Van der Meyde kembali dari Euro dan mendapati Roberto Mancini telah ditunjuk sebagai manajer Inter yang baru, dan preferensinya untuk menggunakan formasi 4-3-1-2 tanpa pemain sayap berarti kesulitan bagi pelatih asal Belanda itu.

“Mancini datang dan dia membeli banyak pemain; dalam satu musim kami punya 40 pemain, jadi saya tidak bermain lagi. Itu sulit.

“Setelah beberapa saat Anda tahu Anda tidak akan bermain, jadi Anda mulai berpura-pura sakit atau cedera, “Ya, tinggalkan aku sendiri.” Saya harus sering bepergian dan tidak bermain. Saya juga mulai menjadi sedikit gemuk karena semua pasta.

“Kami hanya berlatih 45 menit sehari karena kami memiliki banyak pertandingan, jadi saya harus berlatih sendiri, dan saya tidak terbiasa dengan hal itu. Pemain Italia, mereka akan berlatih selama 45 menit dan kemudian pergi ke gym atau berlari. Saya seperti, “Apa yang mereka lakukan?” karena di Belanda tidak seperti itu – Anda berlatih dengan seluruh kelompok dan dia menjadi pelatih dan kemudian dia menyuruh Anda berhenti, dan Anda akan berlatih satu jam dua puluh menit, satu setengah jam.

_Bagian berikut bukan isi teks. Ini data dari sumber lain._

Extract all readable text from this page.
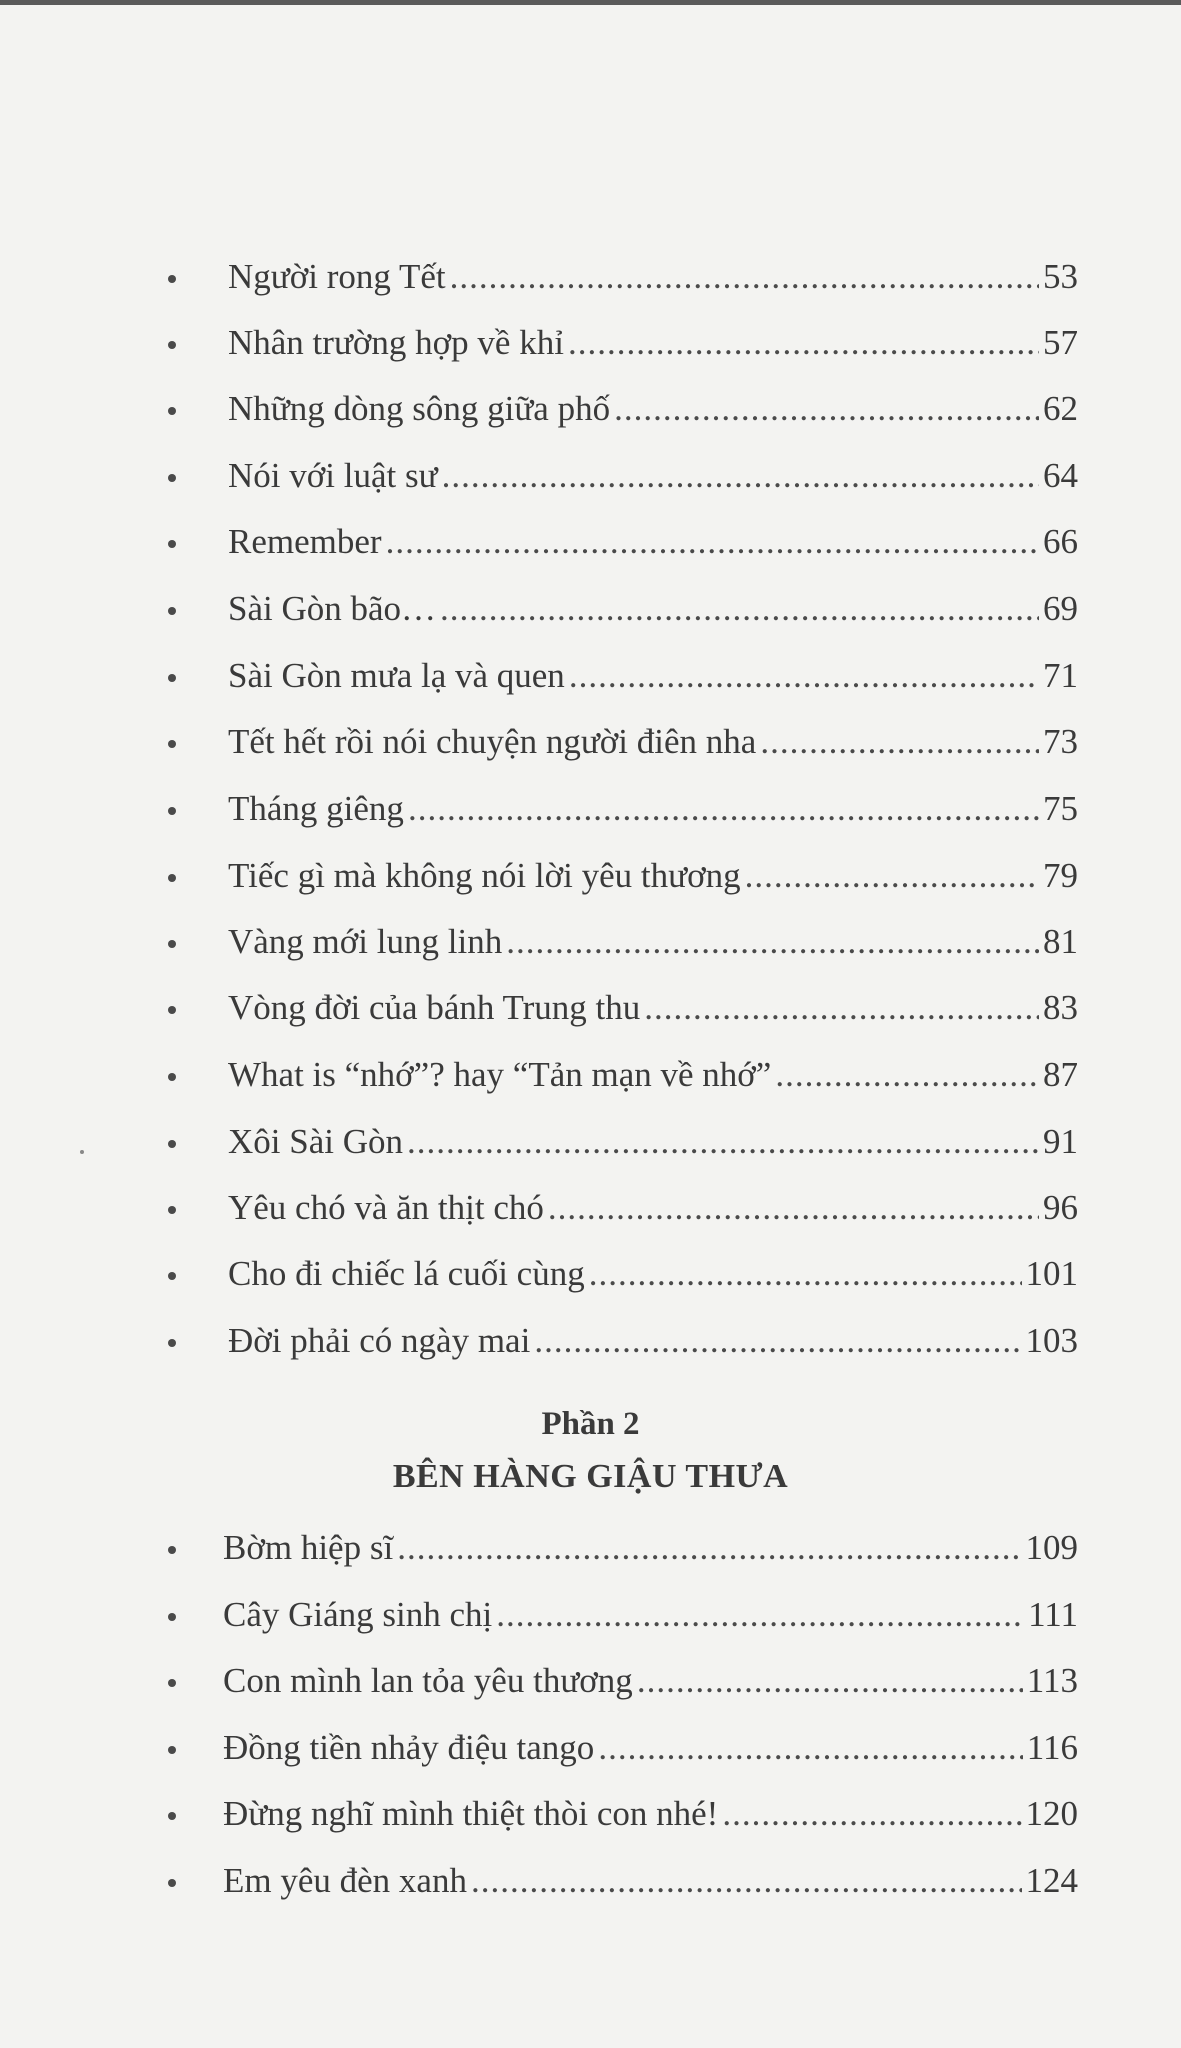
Người rong Tết .....	53
Nhân trường hợp về khỉ .....	57
Những dòng sông giữa phố .....	62
Nói với luật sư .....	64
Remember .....	66
Sài Gòn bão… .....	69
Sài Gòn mưa lạ và quen .....	71
Tết hết rồi nói chuyện người điên nha .....	73
Tháng giêng .....	75
Tiếc gì mà không nói lời yêu thương .....	79
Vàng mới lung linh .....	81
Vòng đời của bánh Trung thu .....	83
What is “nhớ”? hay “Tản mạn về nhớ” .....	87
Xôi Sài Gòn .....	91
Yêu chó và ăn thịt chó .....	96
Cho đi chiếc lá cuối cùng .....	101
Đời phải có ngày mai .....	103
Phần 2
BÊN HÀNG GIẬU THƯA
Bờm hiệp sĩ .....	109
Cây Giáng sinh chị .....	111
Con mình lan tỏa yêu thương .....	113
Đồng tiền nhảy điệu tango .....	116
Đừng nghĩ mình thiệt thòi con nhé! .....	120
Em yêu đèn xanh .....	124
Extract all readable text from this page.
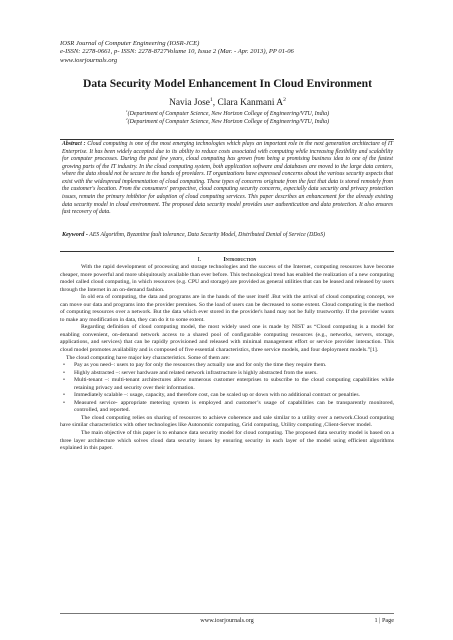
IOSR Journal of Computer Engineering (IOSR-JCE)
e-ISSN: 2278-0661, p- ISSN: 2278-8727Volume 10, Issue 2 (Mar. - Apr. 2013), PP 01-06
www.iosrjournals.org
Data Security Model Enhancement In Cloud Environment
Navia Jose$^1$, Clara Kanmani $A^2$
$^1$(Department of Computer Science, New Horizon College of Engineering/VTU, India)
$^2$(Department of Computer Science, New Horizon College of Engineering/VTU, India)

Abstract : Cloud computing is one of the most emerging technologies which plays an important role in the next generation architecture of IT Enterprise. It has been widely accepted due to its ability to reduce costs associated with computing while increasing flexibility and scalability for computer processes. During the past few years, cloud computing has grown from being a promising business idea to one of the fastest growing parts of the IT industry. In the cloud computing system, both application software and databases are moved to the large data centers, where the data should not be secure in the hands of providers. IT organizations have expressed concerns about the various security aspects that exist with the widespread implementation of cloud computing. These types of concerns originate from the fact that data is stored remotely from the customer's location. From the consumers' perspective, cloud computing security concerns, especially data security and privacy protection issues, remain the primary inhibitor for adoption of cloud computing services. This paper describes an enhancement for the already existing data security model in cloud environment. The proposed data security model provides user authentication and data protection. It also ensures fast recovery of data.

Keyword - AES Algorithm, Byzantine fault tolerance, Data Security Model, Distributed Denial of Service (DDoS)

I.	Introduction

With the rapid development of processing and storage technologies and the success of the Internet, computing resources have become cheaper, more powerful and more ubiquitously available than ever before. This technological trend has enabled the realization of a new computing model called cloud computing, in which resources (e.g. CPU and storage) are provided as general utilities that can be leased and released by users through the Internet in an on-demand fashion.

In old era of computing, the data and programs are in the hands of the user itself .But with the arrival of cloud computing concept, we can move our data and programs into the provider premises. So the load of users can be decreased to some extent. Cloud computing is the method of computing resources over a network. But the data which ever stored in the provider's hand may not be fully trustworthy. If the provider wants to make any modification in data, they can do it to some extent.

Regarding definition of cloud computing model, the most widely used one is made by NIST as “Cloud computing is a model for enabling convenient, on-demand network access to a shared pool of configurable computing resources (e.g., networks, servers, storage, applications, and services) that can be rapidly provisioned and released with minimal management effort or service provider interaction. This cloud model promotes availability and is composed of five essential characteristics, three service models, and four deployment models.”[1].

The cloud computing have major key characteristics. Some of them are:

• Pay as you need–: users to pay for only the resources they actually use and for only the time they require them.
• Highly abstracted –: server hardware and related network infrastructure is highly abstracted from the users.
• Multi-tenant –: multi-tenant architectures allow numerous customer enterprises to subscribe to the cloud computing capabilities while retaining privacy and security over their information.
• Immediately scalable –: usage, capacity, and therefore cost, can be scaled up or down with no additional contract or penalties.
• Measured service- appropriate metering system is employed and customer’s usage of capabilities can be transparently monitored, controlled, and reported.

The cloud computing relies on sharing of resources to achieve coherence and sale similar to a utility over a network.Cloud computing have similar characteristics with other technologies like Autonomic computing, Grid computing, Utility computing ,Client-Server model.

The main objective of this paper is to enhance data security model for cloud computing. The proposed data security model is based on a three layer architecture which solves cloud data security issues by ensuring security in each layer of the model using efficient algorithms explained in this paper.

www.iosrjournals.org	1 | Page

“Tahun kedua saya tidak bermain dan saya tidak menganggapnya serius lagi. Saya bisa melakukan apa yang saya inginkan. Saya bertemu gadis-gadis dan melakukan hal-hal bodoh. Penggemar sepak bola di Italia hampir ingin menangis saat bertemu Anda, tidak peduli siapa yang mereka dukung. Berbeda dengan Belanda atau Inggris. Saya pergi ke klub dan mereka menempatkan saya di VIP, mereka menyingkirkan siapa yang sudah ada di sana. Saya tidak bermain, jadi saya bosan dan ingin keluar – itu adalah beberapa bulan terakhir saya di Italia.”

Ryan Baldi

Jika Anda ingin membaca kisah Van der Meyde secara lengkap, bersama dengan kisah-kisah wonderkid hilang lainnya seperti Liverpool, Manchester United, Tottenham, Everton, dan banyak lagi, pesanlah salinan Next Next Big ThingDi Sini.